Strangers in the Night


It's time to get into full swing for the shopping blitzkrieg of the holidays. I managed to shop a bit on online this morning, very successfully I may add! It's great way to shop when the only thing you have to park is your rear end into a chair! It was just as well I stayed home. I was a bit bleary eyed from having another late night episode with Ozzie! He woke me around 3:00 AM with his pacing around the room. Everything is wood floors here so the clickiety clack of his nails are hard to ignore ( though somehow my husband does a very good job of it! ) I got up and stumbled over to my slippers and pulled on a sweat shirt. He usually waits for me at the top of the stair but he had already made his descent. "I'm coming Ozzie, wait for Mom! " I said. I got downstairs and walked to the back door that leads down to the garage. Not noticing where he was I approached the door when all of a sudden I slide into second base! "Whoa!" I grabbed for a light switch and flipped it on. Immediately I knew even without the light what he did! "Ozzie!!!" There it was ...poop on the floor and there was Ozzie cowering under the dinning room table! I was totally not prepared to clean dog do at 3:00 in the morning! I picked up what I could and ushered Oz and the offending poo out to the backyard! I guess he really had to go I couldn't get mad at him for that. Although he could of given me some kind of heads up that there was a road detour to the back door! "Don't most dogs bark when they have to go to the bathroom that bad?" My right slipper took the worst hit. It was slathered in dog do and I was in no mood to work on that.
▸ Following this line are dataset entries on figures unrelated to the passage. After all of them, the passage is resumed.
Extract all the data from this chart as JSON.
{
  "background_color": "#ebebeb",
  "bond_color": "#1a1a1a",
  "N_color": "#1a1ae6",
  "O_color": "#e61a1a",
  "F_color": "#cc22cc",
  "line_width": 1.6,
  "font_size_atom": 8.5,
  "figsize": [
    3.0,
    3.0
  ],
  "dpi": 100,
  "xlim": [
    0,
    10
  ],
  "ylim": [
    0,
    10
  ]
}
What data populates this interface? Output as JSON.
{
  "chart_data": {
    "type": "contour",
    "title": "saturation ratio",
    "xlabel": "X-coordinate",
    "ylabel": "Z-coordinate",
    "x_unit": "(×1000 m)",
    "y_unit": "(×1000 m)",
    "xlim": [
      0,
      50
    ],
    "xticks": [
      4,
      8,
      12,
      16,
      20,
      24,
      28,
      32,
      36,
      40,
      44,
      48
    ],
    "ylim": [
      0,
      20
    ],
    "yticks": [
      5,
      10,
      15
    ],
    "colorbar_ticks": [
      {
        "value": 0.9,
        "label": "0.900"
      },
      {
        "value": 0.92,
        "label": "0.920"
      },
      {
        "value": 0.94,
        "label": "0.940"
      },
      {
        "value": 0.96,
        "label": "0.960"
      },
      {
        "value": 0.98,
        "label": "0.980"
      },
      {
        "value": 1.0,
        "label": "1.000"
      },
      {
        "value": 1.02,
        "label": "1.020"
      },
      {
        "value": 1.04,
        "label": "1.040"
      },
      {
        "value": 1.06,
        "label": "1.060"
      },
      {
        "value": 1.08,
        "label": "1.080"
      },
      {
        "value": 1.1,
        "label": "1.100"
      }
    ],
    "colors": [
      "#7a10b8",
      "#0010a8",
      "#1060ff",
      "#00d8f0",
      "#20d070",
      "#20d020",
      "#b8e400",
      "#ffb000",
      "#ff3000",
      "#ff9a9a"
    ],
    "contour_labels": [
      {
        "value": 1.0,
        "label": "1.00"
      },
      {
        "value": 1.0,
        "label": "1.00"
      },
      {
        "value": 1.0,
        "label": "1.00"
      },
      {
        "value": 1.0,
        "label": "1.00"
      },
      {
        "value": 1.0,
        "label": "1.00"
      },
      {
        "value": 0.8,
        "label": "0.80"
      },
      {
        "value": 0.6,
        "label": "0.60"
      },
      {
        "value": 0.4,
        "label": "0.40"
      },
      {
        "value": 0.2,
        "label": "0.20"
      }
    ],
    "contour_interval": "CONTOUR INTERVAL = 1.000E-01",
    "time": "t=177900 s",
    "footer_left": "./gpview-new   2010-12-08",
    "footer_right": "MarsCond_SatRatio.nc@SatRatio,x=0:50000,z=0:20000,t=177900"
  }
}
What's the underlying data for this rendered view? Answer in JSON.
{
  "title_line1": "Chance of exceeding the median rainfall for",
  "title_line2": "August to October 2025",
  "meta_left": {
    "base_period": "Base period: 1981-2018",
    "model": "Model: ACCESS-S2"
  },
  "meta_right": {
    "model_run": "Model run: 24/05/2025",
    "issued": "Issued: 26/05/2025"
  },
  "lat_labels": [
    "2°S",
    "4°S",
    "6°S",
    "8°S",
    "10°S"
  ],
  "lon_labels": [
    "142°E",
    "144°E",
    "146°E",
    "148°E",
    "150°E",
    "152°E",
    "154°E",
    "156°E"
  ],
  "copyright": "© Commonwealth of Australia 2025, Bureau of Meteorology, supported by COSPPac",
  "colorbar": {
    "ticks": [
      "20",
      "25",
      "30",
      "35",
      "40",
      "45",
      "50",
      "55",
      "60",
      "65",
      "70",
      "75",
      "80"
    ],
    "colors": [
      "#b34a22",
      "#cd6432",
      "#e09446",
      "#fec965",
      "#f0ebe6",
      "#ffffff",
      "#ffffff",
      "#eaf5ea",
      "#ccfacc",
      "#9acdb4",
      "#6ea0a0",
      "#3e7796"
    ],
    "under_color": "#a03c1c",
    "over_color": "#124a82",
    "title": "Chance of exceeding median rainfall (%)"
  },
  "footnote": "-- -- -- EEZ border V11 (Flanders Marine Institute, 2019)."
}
It would have to spend the night in the garage. After Ozzie did his obligatory pee we went back inside. I cleaned up the rest of the mess on the floor all the time wondering where did I put the number to the Bulldog rescue?! I dragged myself back upstairs to bed while Ozzie confined himself to the couch in the TV room. My husband laid there blissfully snoring away. The morning came way to early for me. My husband woke up fresh as a daisy! "What's the matter Hon, didn't you sleep well" he questioned. "Tell me you didn't hear me get up with the dog and my banshee scream when I stepped in 3 pounds of dog excrement!?" "No dear, I did not but that is too bad. Is there anything I can do for you now? "Yeah, teach your dog how to use the toilet!" Yikes, men and dogs!

Comments

  1. Ah, puppy land mines. Nothing like 'em - especially full-blown Bully-sized ones.